Mycobacterium mageritense tattoo infection: a known complication with a novel species
- Author(s): Park, Austin M
- Hathaway, Nathanael E
- Wright, Kevin T
- et al.
Published Web Locationhttps://doi.org/10.5070/D3264048349
Non-pigmented rapidly growing mycobacteria are nontuberculous mycobacteria (NTM) capable of producing disease. We report a case of tattoo-associated NTM infection with a novel species: Mycobacterium mageritense. A 48-year-old man presented with a two-week history of a papulopustular eruption on the shaded areas of a tattoo that had been placed five weeks prior while in the Philippines. Histopathology from punch biopsies revealed suppurative granulomatous dermatitis with acid fast bacilli present. Subsequent matrix assisted laser desorption/ionization time of flight (MALDI-TOF) mass spectrometer identified the bacteria as Mycobacterium margeritense.

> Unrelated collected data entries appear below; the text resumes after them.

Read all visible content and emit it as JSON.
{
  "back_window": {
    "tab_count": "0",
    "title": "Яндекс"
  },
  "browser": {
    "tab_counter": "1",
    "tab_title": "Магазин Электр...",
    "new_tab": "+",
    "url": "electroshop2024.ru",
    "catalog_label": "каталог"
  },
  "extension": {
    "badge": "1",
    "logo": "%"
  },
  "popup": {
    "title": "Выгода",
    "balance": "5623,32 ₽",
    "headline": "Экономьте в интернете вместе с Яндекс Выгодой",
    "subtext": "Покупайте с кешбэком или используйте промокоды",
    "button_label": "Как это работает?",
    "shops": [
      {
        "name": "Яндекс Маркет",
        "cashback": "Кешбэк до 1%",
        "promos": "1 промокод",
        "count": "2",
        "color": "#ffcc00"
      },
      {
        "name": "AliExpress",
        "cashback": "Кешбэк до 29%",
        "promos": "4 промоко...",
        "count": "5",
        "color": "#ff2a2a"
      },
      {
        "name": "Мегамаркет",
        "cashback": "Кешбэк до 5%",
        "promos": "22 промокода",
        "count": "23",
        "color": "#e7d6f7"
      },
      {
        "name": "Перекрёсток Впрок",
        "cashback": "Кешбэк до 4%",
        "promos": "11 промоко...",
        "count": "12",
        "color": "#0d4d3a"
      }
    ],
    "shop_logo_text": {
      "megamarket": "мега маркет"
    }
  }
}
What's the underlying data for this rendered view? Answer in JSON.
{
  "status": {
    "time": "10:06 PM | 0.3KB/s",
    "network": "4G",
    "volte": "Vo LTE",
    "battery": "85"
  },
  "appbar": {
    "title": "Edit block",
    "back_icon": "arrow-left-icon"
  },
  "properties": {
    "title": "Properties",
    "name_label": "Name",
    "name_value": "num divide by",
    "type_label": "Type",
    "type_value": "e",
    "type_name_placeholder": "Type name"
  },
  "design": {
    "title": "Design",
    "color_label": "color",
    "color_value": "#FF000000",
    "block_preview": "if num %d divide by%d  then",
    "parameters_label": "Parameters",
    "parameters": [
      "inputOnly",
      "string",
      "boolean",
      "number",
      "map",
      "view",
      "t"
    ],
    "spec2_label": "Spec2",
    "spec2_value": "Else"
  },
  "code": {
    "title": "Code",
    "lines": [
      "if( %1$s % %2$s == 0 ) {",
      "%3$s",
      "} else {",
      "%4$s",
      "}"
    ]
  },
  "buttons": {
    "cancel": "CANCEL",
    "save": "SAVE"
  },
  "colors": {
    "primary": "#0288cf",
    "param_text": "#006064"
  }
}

After consultation with infectious disease specialists and culture susceptibilities, the patient was treated with three months of dual antibiotic therapy with minocycline and moxifloxacin. The patient experienced a slow but complete resolution of clinical skin findings after the course of treatment. Since discovery in 1997, M. mageritense infection has been demonstrated in a wide spectrum of disease, predominantly skin and soft tissue infections. The species has not been previously implicated in tattoo-associated NTM infections. M. mageritense should be considered as a specific type of mycobacteria in the differential diagnosis for tattoo-associated NTM infections owing to differences in antibiotic susceptibilities compared to other NTM species.